In this paper we presented an algorithm called LSH kNN graph for the creation of an approximate kNN graph, exploiting LSH projections, suited for the application of diffusion in CBIR task. The proposed method follows the divide-and-conquer strategy: the dataset elements are subdivided through the use of an unsupervised hashing function and then in each subset a subgraph is created using the brute-force approach. The proposed approach obtains the same or better results than other state-of-the-art methods, but in less time. The approximation introduced in our graph, respect to the brute-force graph, reduces the noise introduced by the creation of the kNN graph and therefore the diffusion process resulted to be more robust to noisy edges. Regarding the memory footprint, the implementation with sparse matrices combined with other code implementations have allowed to achieve very good results with limited memory requirements.

Moreover, multi-probe LSH kNN graph algorithm is proposed based on the principle of multi-probe LSH. In this case, the elements are projected also in the 1-neighbourhood buckets, allowing to reduce the number of hash tables needed, while almost preserving the overall accuracy.

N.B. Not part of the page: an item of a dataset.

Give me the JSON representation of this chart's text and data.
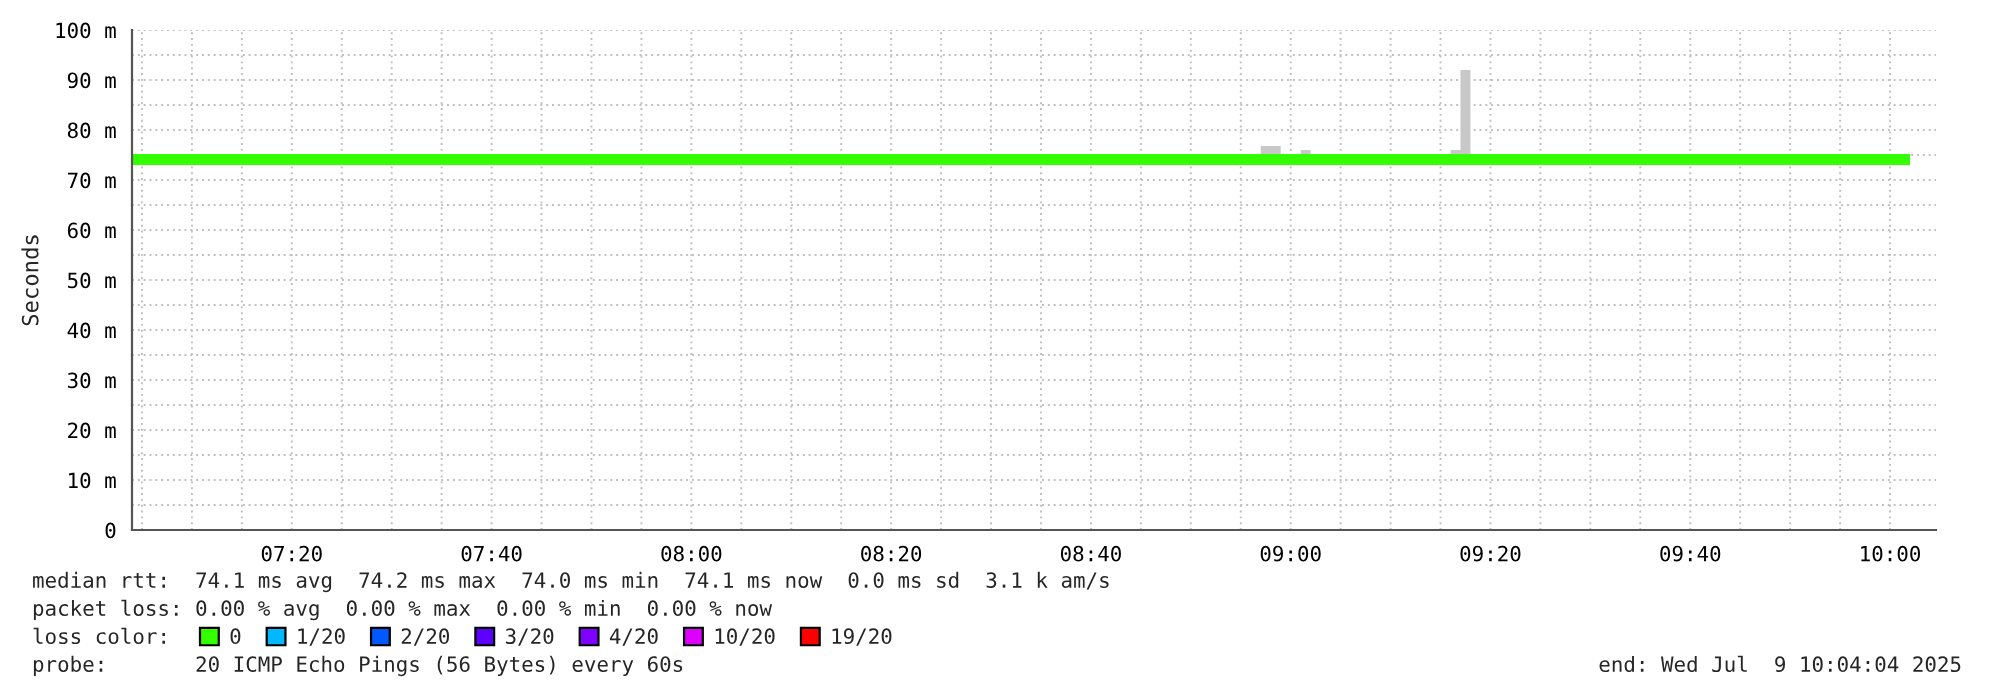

To support the goodness of the proposed algorithms, a complexity analysis is also presented. Finally, a new graph refinement technique is introduced in order to boost the quality of the final graph with the addition to the graph of new useful connections between nodes. Compared with other graph refinement techniques, the proposed sorted neighbour propagation achieves the best result, but with an extra time effort.

As a future work, we are implementing a distribute version of these approaches with the objective of executing them on large-scale datasets.